KİME KALMIŞ Kİ BU DÜNYA..?

Hayat hiçbir konuda, hiç kimseye vaadlerde bulunmaz. Kimse dünyaya gelirken pazarlığa giremez yaşamı, yaşamdan beklentileri, istekleri konusunda. Hayat ne sunarsa onu yaşar ve günü geldiğinde de yine itirazsız, çaresiz çeker gider bu dünyadan. Derler ya; Sultan Süleyman'a bile kalmamış bu dünya... 
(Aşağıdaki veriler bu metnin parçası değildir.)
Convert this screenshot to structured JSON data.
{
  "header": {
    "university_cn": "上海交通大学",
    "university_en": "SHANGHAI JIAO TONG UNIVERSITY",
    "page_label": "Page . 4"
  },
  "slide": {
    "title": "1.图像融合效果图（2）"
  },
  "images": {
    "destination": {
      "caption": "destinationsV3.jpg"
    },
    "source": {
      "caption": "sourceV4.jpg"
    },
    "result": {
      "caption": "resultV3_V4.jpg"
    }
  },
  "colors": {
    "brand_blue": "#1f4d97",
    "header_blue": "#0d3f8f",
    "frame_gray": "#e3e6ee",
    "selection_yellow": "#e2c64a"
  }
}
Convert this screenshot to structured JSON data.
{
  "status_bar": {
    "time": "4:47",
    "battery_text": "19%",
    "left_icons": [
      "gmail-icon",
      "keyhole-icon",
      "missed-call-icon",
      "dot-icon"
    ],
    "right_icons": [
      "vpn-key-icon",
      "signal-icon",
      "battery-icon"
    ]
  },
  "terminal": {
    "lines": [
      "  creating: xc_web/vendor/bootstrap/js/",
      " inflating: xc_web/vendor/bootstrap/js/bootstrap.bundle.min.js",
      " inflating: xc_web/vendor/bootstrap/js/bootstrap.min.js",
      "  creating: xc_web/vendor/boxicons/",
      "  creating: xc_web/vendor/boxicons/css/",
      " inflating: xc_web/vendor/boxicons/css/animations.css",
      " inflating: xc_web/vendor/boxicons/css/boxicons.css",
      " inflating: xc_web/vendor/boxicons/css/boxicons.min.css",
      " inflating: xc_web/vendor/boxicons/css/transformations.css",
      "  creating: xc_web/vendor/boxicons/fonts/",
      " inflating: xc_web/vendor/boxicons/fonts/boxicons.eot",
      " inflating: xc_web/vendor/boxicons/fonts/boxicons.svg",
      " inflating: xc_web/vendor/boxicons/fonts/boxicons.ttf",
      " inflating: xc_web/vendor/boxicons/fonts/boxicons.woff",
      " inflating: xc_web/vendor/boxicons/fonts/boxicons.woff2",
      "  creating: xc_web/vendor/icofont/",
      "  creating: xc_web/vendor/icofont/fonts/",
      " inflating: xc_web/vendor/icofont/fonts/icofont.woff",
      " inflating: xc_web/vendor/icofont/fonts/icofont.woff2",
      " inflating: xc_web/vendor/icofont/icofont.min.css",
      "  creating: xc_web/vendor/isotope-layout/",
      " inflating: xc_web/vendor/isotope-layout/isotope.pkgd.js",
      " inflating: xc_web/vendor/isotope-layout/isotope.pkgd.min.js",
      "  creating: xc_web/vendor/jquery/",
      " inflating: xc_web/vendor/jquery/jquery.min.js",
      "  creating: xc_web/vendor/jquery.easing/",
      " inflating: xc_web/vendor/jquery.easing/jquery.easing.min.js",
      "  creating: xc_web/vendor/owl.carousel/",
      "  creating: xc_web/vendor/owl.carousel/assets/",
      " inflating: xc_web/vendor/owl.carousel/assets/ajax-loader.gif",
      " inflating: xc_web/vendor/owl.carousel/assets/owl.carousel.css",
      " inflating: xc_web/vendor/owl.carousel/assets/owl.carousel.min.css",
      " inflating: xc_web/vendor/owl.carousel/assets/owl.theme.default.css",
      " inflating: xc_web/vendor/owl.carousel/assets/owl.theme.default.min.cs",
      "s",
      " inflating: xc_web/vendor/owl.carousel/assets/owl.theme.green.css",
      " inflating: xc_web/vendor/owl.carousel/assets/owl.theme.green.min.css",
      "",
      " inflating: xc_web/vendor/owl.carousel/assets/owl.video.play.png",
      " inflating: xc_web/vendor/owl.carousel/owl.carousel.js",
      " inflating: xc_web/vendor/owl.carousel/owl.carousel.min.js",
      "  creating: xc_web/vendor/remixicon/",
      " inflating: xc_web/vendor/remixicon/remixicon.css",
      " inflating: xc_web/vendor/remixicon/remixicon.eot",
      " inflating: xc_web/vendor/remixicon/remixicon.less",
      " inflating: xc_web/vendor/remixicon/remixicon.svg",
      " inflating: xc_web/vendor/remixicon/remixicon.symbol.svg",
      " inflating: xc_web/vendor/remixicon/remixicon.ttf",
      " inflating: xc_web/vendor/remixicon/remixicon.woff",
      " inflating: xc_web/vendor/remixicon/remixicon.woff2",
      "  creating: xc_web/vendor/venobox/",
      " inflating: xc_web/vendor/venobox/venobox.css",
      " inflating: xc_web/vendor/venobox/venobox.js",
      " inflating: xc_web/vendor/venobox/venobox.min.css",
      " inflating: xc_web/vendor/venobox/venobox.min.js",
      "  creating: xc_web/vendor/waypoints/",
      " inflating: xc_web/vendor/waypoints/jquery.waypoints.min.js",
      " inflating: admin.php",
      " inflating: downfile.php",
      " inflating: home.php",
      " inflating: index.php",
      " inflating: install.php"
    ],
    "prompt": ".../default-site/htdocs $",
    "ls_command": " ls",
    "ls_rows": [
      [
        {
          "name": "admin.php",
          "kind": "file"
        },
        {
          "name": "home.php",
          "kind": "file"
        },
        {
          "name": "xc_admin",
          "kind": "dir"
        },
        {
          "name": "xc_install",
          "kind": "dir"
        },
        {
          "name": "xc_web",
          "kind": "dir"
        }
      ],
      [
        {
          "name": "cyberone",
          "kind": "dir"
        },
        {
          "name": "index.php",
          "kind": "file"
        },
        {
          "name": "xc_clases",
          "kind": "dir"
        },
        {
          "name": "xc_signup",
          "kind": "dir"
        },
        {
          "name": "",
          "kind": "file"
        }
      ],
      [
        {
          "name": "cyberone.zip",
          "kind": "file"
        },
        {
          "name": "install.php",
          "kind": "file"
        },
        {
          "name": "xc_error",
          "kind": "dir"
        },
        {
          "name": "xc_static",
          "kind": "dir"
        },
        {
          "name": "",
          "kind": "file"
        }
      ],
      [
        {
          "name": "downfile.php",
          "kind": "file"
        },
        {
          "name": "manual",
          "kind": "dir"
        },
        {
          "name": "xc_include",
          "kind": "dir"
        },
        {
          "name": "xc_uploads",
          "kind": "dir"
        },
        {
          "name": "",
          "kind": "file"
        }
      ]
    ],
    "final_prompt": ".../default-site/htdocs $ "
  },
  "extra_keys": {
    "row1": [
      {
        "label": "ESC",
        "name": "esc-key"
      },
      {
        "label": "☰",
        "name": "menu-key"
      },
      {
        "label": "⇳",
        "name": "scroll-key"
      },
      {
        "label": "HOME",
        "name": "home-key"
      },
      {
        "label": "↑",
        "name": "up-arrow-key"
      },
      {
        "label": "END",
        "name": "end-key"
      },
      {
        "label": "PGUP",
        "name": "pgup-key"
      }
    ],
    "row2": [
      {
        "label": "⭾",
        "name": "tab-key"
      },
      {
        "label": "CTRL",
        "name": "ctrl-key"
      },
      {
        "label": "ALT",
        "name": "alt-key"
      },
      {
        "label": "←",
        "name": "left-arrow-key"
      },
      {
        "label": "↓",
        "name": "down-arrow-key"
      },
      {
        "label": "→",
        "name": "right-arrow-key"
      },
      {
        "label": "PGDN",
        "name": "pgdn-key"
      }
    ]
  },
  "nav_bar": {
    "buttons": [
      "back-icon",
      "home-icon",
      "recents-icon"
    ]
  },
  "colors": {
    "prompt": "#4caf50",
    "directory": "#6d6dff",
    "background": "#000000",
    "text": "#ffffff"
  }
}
Gerçi biz hep beklentiler içindeyizdir. Ahh! şunum da olsa, bunum da olsa, boyum şöyle, kaşım böyle olsa diye. Biliriz, bilmez miyiz? İstemekle olmayan şeyler vardır. Çok şey vardır hatta şu dünyada istemekle elde edemeyeceğimiz... Uğraşıp didinerek elde ettiğimiz şeyler yok mudur? Vardır elbette ve yaşam çizgimizi şu ya da bu biçimde değiştirmeyi de başarabilmişizdir çoğu kez. Ama bize sunulanları kullanmakla sınırlıdır bu değişimler bile. IQ muz ortalamadan yüksekse ve elimize geçen fırsatları iyi yönde değerlendirmeyi bilmişsek bilim adamı olabiliriz mesela. Ya da ideal bir fiziksel görünüşe sahipsek manken olabiliriz. Yeteneğimiz varsa eğer sanatçı olabiliriz ve eğer elimizdeki tüm olanakları yerinde ve zamanında değerlendirmeyi başarmışsak dünya çapında değer bulmuş, saygın bir sanatçı olabiliriz. Ama benim gibi kargaları kıskandıracak bir sese sahipseniz ve müziğe karşı yeteneğiniz sıfırsa, bu konuda kendinizi eğitmeye, geliştirmeye çalışmanın bir anlamı olmaz. Boşa kürek çekmiş olursunuz ancak. En çok ne kadar değiştirebiliriz ki hayatımızı..? Canımızı dişimize taksak ve kader de şöyle bi parçacık itekleyiverse arkamızdan, olsa olsa Hürrem olabiliriz... :)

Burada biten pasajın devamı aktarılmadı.